Easter or Resurrection Sunday recalls the resurrection of Jesus Christ three days after being crucified in Calvary. Easter concludes the ‘Passion of Christ, which begins with 40 days of fasting – Lent and is concluded by the Holy Week. Holy Thursday and the crucifixion of Jesus Christ on Good Friday is a part of the Holy Week, which ends on Easter Sunday. The Easter Vigil on Holy Saturday is the highlight of the Easter festival.
Churches throughout the island make arrangements to hold mass services during the evening on Holy Saturday and on Sunday morning.

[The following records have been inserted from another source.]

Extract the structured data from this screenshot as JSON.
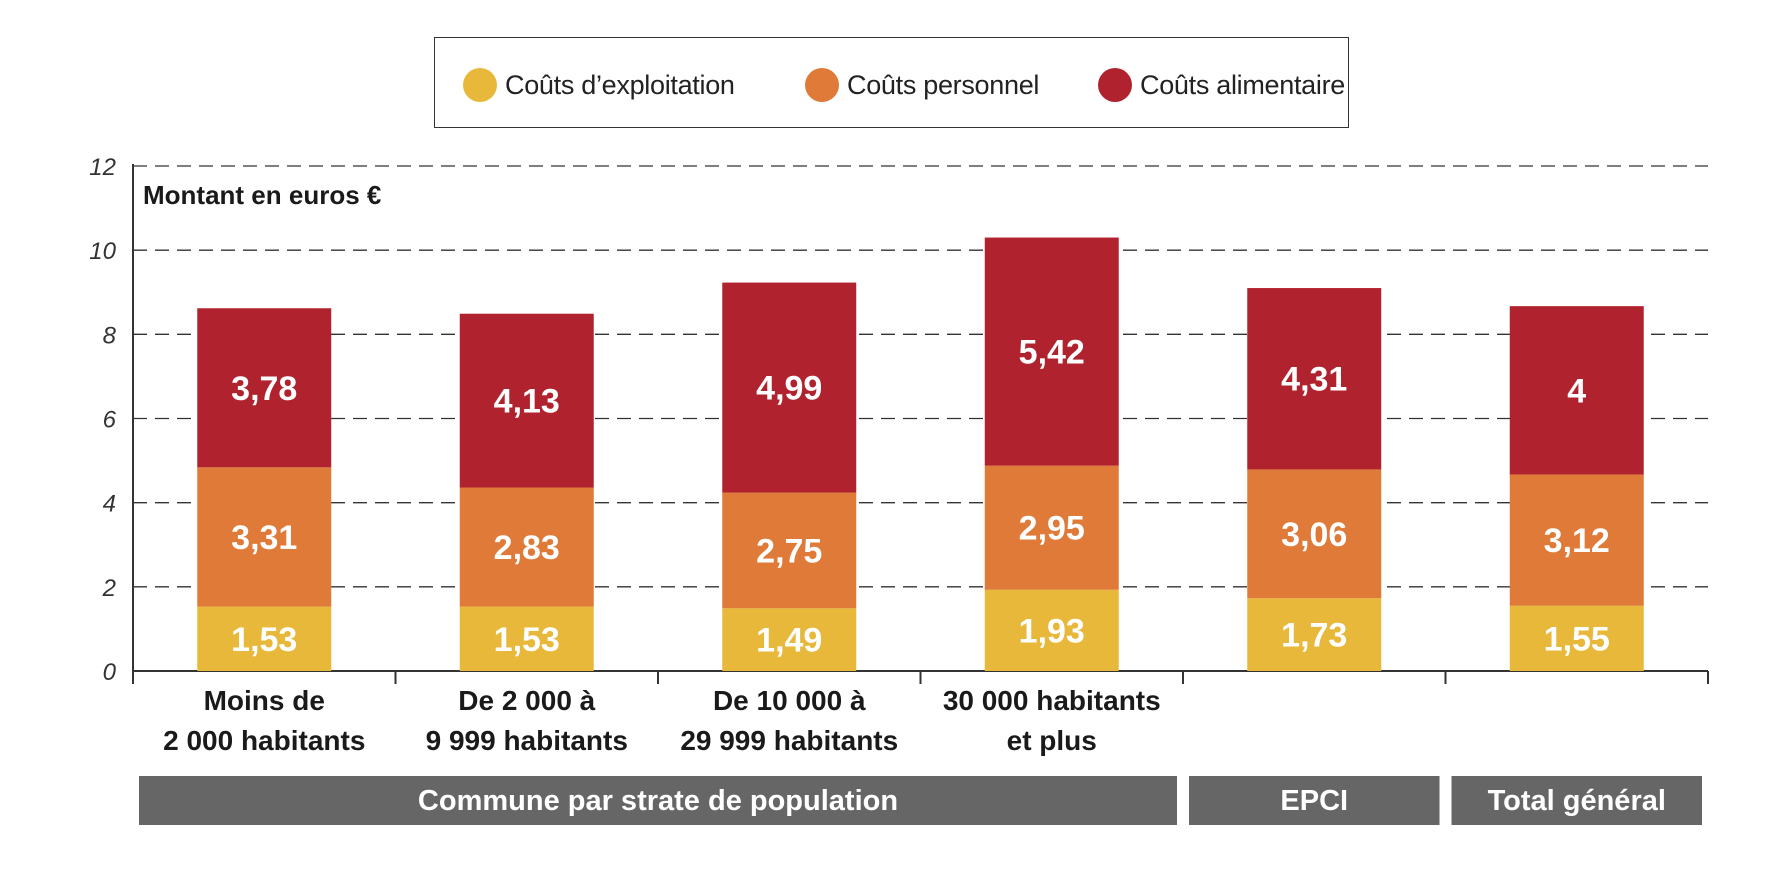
{
  "chart_data": {
    "type": "bar",
    "stacked": true,
    "ylabel": "Montant en euros €",
    "ylim": [
      0,
      12
    ],
    "yticks": [
      "0",
      "2",
      "4",
      "6",
      "8",
      "10",
      "12"
    ],
    "grid": "dashed horizontal",
    "categories": [
      [
        "Moins de",
        "2 000 habitants"
      ],
      [
        "De 2 000 à",
        "9 999 habitants"
      ],
      [
        "De 10 000 à",
        "29 999 habitants"
      ],
      [
        "30 000 habitants",
        "et plus"
      ],
      [
        "",
        ""
      ],
      [
        "",
        ""
      ]
    ],
    "series": [
      {
        "name": "Coûts d’exploitation",
        "color": "#e8b83a",
        "values": [
          1.53,
          1.53,
          1.49,
          1.93,
          1.73,
          1.55
        ],
        "labels": [
          "1,53",
          "1,53",
          "1,49",
          "1,93",
          "1,73",
          "1,55"
        ]
      },
      {
        "name": "Coûts personnel",
        "color": "#df7a39",
        "values": [
          3.31,
          2.83,
          2.75,
          2.95,
          3.06,
          3.12
        ],
        "labels": [
          "3,31",
          "2,83",
          "2,75",
          "2,95",
          "3,06",
          "3,12"
        ]
      },
      {
        "name": "Coûts alimentaire",
        "color": "#b0232e",
        "values": [
          3.78,
          4.13,
          4.99,
          5.42,
          4.31,
          4.0
        ],
        "labels": [
          "3,78",
          "4,13",
          "4,99",
          "5,42",
          "4,31",
          "4"
        ]
      }
    ],
    "groups": [
      {
        "label": "Commune par strate de population",
        "span": [
          0,
          3
        ]
      },
      {
        "label": "EPCI",
        "span": [
          4,
          4
        ]
      },
      {
        "label": "Total général",
        "span": [
          5,
          5
        ]
      }
    ],
    "group_color": "#666666",
    "legend_position": "top-center"
  }
}
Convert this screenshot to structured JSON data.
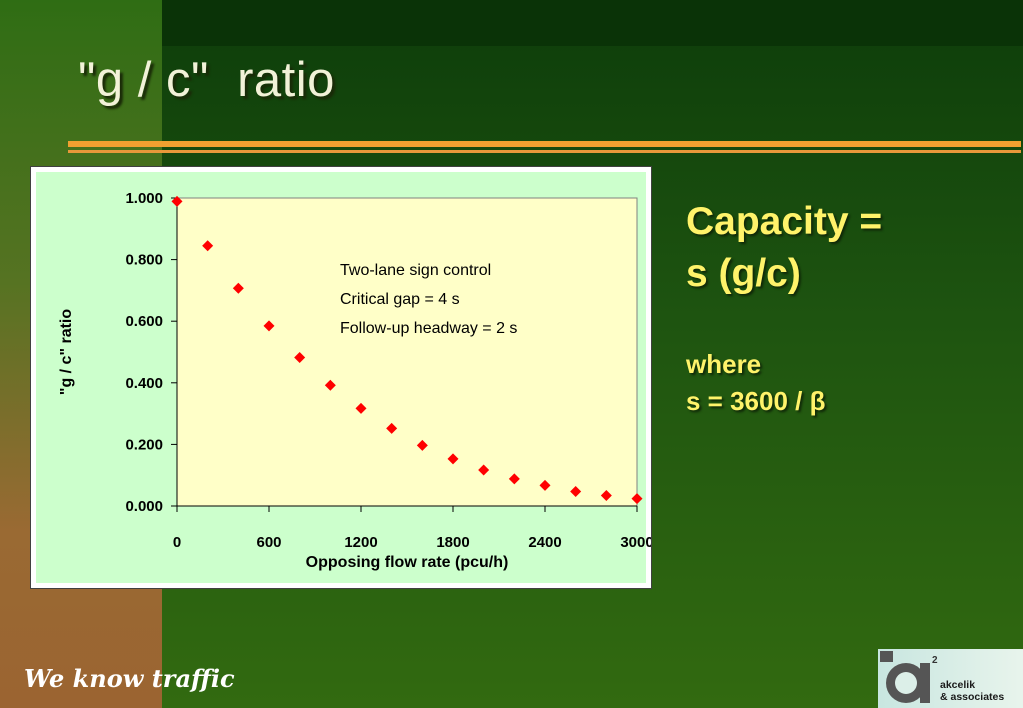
{
  "title": "\"g / c\"  ratio",
  "tagline": "We know traffic",
  "logo": {
    "superscript": "2",
    "line1": "akcelik",
    "line2": "& associates"
  },
  "capacity": {
    "line1": "Capacity =",
    "line2": "s (g/c)"
  },
  "where": {
    "line1": "where",
    "line2": "s = 3600 / β"
  },
  "colors": {
    "title": "#f2f2d8",
    "accent_text": "#fff36a",
    "rule": "#f0a030",
    "plot_background": "#ffffc8",
    "chart_background": "#ccffcc",
    "marker": "#ff0000"
  },
  "chart_data": {
    "type": "scatter",
    "xlabel": "Opposing flow rate (pcu/h)",
    "ylabel": "\"g / c\" ratio",
    "xlim": [
      0,
      3000
    ],
    "ylim": [
      0,
      1
    ],
    "xticks": [
      "0",
      "600",
      "1200",
      "1800",
      "2400",
      "3000"
    ],
    "yticks": [
      "0.000",
      "0.200",
      "0.400",
      "0.600",
      "0.800",
      "1.000"
    ],
    "grid": false,
    "annotations": [
      "Two-lane sign control",
      "Critical gap = 4 s",
      "Follow-up headway = 2 s"
    ],
    "marker": "diamond",
    "x": [
      0,
      200,
      400,
      600,
      800,
      1000,
      1200,
      1400,
      1600,
      1800,
      2000,
      2200,
      2400,
      2600,
      2800,
      3000
    ],
    "y": [
      0.989,
      0.845,
      0.707,
      0.585,
      0.482,
      0.392,
      0.317,
      0.252,
      0.197,
      0.153,
      0.117,
      0.088,
      0.067,
      0.047,
      0.034,
      0.024
    ]
  }
}
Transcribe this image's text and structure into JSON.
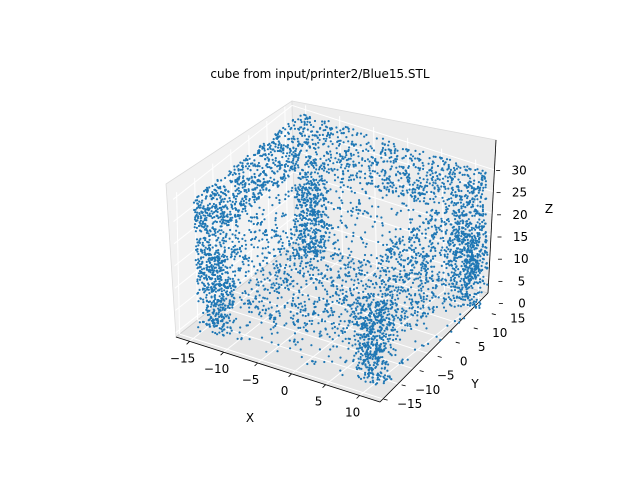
{
  "chart_data": {
    "type": "scatter",
    "projection": "3d",
    "title": "cube from input/printer2/Blue15.STL",
    "xlabel": "X",
    "ylabel": "Y",
    "zlabel": "Z",
    "x_ticks": [
      "−15",
      "−10",
      "−5",
      "0",
      "5",
      "10"
    ],
    "y_ticks": [
      "−15",
      "−10",
      "−5",
      "0",
      "5",
      "10",
      "15"
    ],
    "z_ticks": [
      "0",
      "5",
      "10",
      "15",
      "20",
      "25",
      "30"
    ],
    "xlim": [
      -17,
      13
    ],
    "ylim": [
      -16,
      17
    ],
    "zlim": [
      -1,
      31
    ],
    "series": [
      {
        "marker_color": "#1f77b4",
        "shape": "box with four corner legs and a perforated bottom",
        "x_range": [
          -15,
          12
        ],
        "y_range": [
          -14,
          16
        ],
        "z_range": [
          0,
          30
        ]
      }
    ],
    "grid": true,
    "pane_color": "#f2f2f2"
  }
}
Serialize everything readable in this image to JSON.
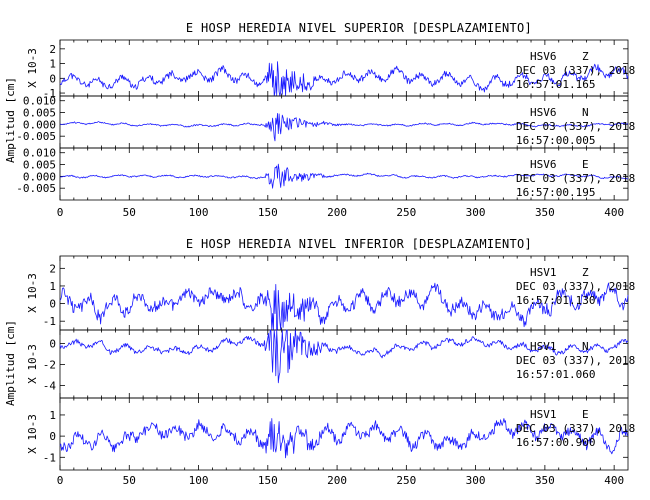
{
  "chart_data": [
    {
      "type": "line",
      "title": "E HOSP HEREDIA NIVEL SUPERIOR [DESPLAZAMIENTO]",
      "ylabel": "Amplitud [cm]",
      "xlim": [
        0,
        410
      ],
      "x_ticks": [
        "0",
        "50",
        "100",
        "150",
        "200",
        "250",
        "300",
        "350",
        "400"
      ],
      "panels": [
        {
          "channel": "HSV6 Z",
          "ann_channel": "HSV6",
          "ann_comp": "Z",
          "date": "DEC 03 (337), 2018",
          "time": "16:57:01.165",
          "scale_label": "X 10-3",
          "ylim": [
            -1.2,
            2.6
          ],
          "y_ticks": [
            "2",
            "1",
            "0",
            "-1"
          ],
          "y_tick_values": [
            2,
            1,
            0,
            -1
          ],
          "trace": {
            "base": 0.0,
            "amp": 0.45,
            "spike_amp": 2.2,
            "seed": 11
          }
        },
        {
          "channel": "HSV6 N",
          "ann_channel": "HSV6",
          "ann_comp": "N",
          "date": "DEC 03 (337), 2018",
          "time": "16:57:00.005",
          "scale_label": "",
          "ylim": [
            -0.01,
            0.012
          ],
          "y_ticks": [
            "0.010",
            "0.005",
            "0.000",
            "-0.005"
          ],
          "y_tick_values": [
            0.01,
            0.005,
            0.0,
            -0.005
          ],
          "trace": {
            "base": 0.0,
            "amp": 0.0006,
            "spike_amp": 0.0075,
            "seed": 23
          }
        },
        {
          "channel": "HSV6 E",
          "ann_channel": "HSV6",
          "ann_comp": "E",
          "date": "DEC 03 (337), 2018",
          "time": "16:57:00.195",
          "scale_label": "",
          "ylim": [
            -0.01,
            0.012
          ],
          "y_ticks": [
            "0.010",
            "0.005",
            "0.000",
            "-0.005"
          ],
          "y_tick_values": [
            0.01,
            0.005,
            0.0,
            -0.005
          ],
          "trace": {
            "base": 0.0,
            "amp": 0.0006,
            "spike_amp": 0.0072,
            "seed": 37
          }
        }
      ]
    },
    {
      "type": "line",
      "title": "E HOSP HEREDIA NIVEL INFERIOR [DESPLAZAMIENTO]",
      "ylabel": "Amplitud [cm]",
      "xlim": [
        0,
        410
      ],
      "x_ticks": [
        "0",
        "50",
        "100",
        "150",
        "200",
        "250",
        "300",
        "350",
        "400"
      ],
      "panels": [
        {
          "channel": "HSV1 Z",
          "ann_channel": "HSV1",
          "ann_comp": "Z",
          "date": "DEC 03 (337), 2018",
          "time": "16:57:01.130",
          "scale_label": "X 10-3",
          "ylim": [
            -1.5,
            2.7
          ],
          "y_ticks": [
            "2",
            "1",
            "0",
            "-1"
          ],
          "y_tick_values": [
            2,
            1,
            0,
            -1
          ],
          "trace": {
            "base": 0.0,
            "amp": 0.7,
            "spike_amp": 2.4,
            "seed": 51
          }
        },
        {
          "channel": "HSV1 N",
          "ann_channel": "HSV1",
          "ann_comp": "N",
          "date": "DEC 03 (337), 2018",
          "time": "16:57:01.060",
          "scale_label": "X 10-3",
          "ylim": [
            -5.2,
            1.3
          ],
          "y_ticks": [
            "0",
            "-2",
            "-4"
          ],
          "y_tick_values": [
            0,
            -2,
            -4
          ],
          "trace": {
            "base": -0.3,
            "amp": 0.45,
            "spike_amp": 4.3,
            "seed": 67
          }
        },
        {
          "channel": "HSV1 E",
          "ann_channel": "HSV1",
          "ann_comp": "E",
          "date": "DEC 03 (337), 2018",
          "time": "16:57:00.900",
          "scale_label": "X 10-3",
          "ylim": [
            -1.6,
            1.8
          ],
          "y_ticks": [
            "1",
            "0",
            "-1"
          ],
          "y_tick_values": [
            1,
            0,
            -1
          ],
          "trace": {
            "base": 0.0,
            "amp": 0.5,
            "spike_amp": 1.5,
            "seed": 79
          }
        }
      ]
    }
  ]
}
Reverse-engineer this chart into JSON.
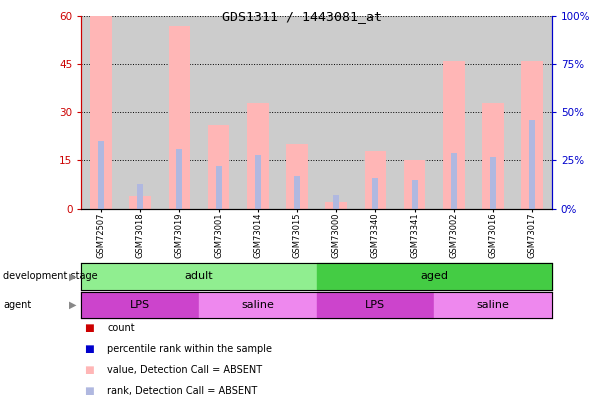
{
  "title": "GDS1311 / 1443081_at",
  "samples": [
    "GSM72507",
    "GSM73018",
    "GSM73019",
    "GSM73001",
    "GSM73014",
    "GSM73015",
    "GSM73000",
    "GSM73340",
    "GSM73341",
    "GSM73002",
    "GSM73016",
    "GSM73017"
  ],
  "value_bars": [
    60,
    4,
    57,
    26,
    33,
    20,
    2,
    18,
    15,
    46,
    33,
    46
  ],
  "rank_bars": [
    35,
    13,
    31,
    22,
    28,
    17,
    7,
    16,
    15,
    29,
    27,
    46
  ],
  "left_ylim": [
    0,
    60
  ],
  "right_ylim": [
    0,
    100
  ],
  "left_yticks": [
    0,
    15,
    30,
    45,
    60
  ],
  "right_yticks": [
    0,
    25,
    50,
    75,
    100
  ],
  "left_yticklabels": [
    "0",
    "15",
    "30",
    "45",
    "60"
  ],
  "right_yticklabels": [
    "0%",
    "25%",
    "50%",
    "75%",
    "100%"
  ],
  "bar_color_absent": "#FFB6B6",
  "rank_color_absent": "#B0B8E0",
  "left_axis_color": "#CC0000",
  "right_axis_color": "#0000CC",
  "grid_color": "black",
  "bg_color": "#CCCCCC",
  "development_stage_label": "development stage",
  "agent_label": "agent",
  "dev_groups": [
    {
      "label": "adult",
      "start": 0,
      "end": 6,
      "color": "#90EE90"
    },
    {
      "label": "aged",
      "start": 6,
      "end": 12,
      "color": "#44CC44"
    }
  ],
  "agent_groups": [
    {
      "label": "LPS",
      "start": 0,
      "end": 3,
      "color": "#CC44CC"
    },
    {
      "label": "saline",
      "start": 3,
      "end": 6,
      "color": "#EE88EE"
    },
    {
      "label": "LPS",
      "start": 6,
      "end": 9,
      "color": "#CC44CC"
    },
    {
      "label": "saline",
      "start": 9,
      "end": 12,
      "color": "#EE88EE"
    }
  ],
  "legend_items": [
    {
      "label": "count",
      "color": "#CC0000"
    },
    {
      "label": "percentile rank within the sample",
      "color": "#0000CC"
    },
    {
      "label": "value, Detection Call = ABSENT",
      "color": "#FFB6B6"
    },
    {
      "label": "rank, Detection Call = ABSENT",
      "color": "#B0B8E0"
    }
  ]
}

Devotees engage in the recital of prayers with families. The priest blesses the fire lit outside. Then the Easter candle is lit with the sacred fire. Devotees would then light their own Easter candles and carry them inside the church before the beginning of the service. During the service, water would also be blessed by the priest.
Easter is celebrated as a joyous occasion. On Easter Sunday, Christians rejoice and celebrate the resurrection of Jesus Christ. Families and friends gather together in fellowship to mark a day of immense spiritual significance.
Easter Egg hunts, chocolate Easter bunnies, and chocolate Easter Eggs add fun while helping children understand the meaning of the day. The tradition of dyeing and coloring Easter eggs is ancient, and its origin is obscure. The practice of decorating and making Easter chocolate eggs are part of the festival.
Families rejoice in the festive spirit with their loved ones with the preparation of delightful spreads. Easter brunches and lunch are also hosted in several hotels across the island.
Easter is celebrated as a joyous occasion. On Easter Sunday, Christians rejoice and celebrate the resurrection of Jesus Christ.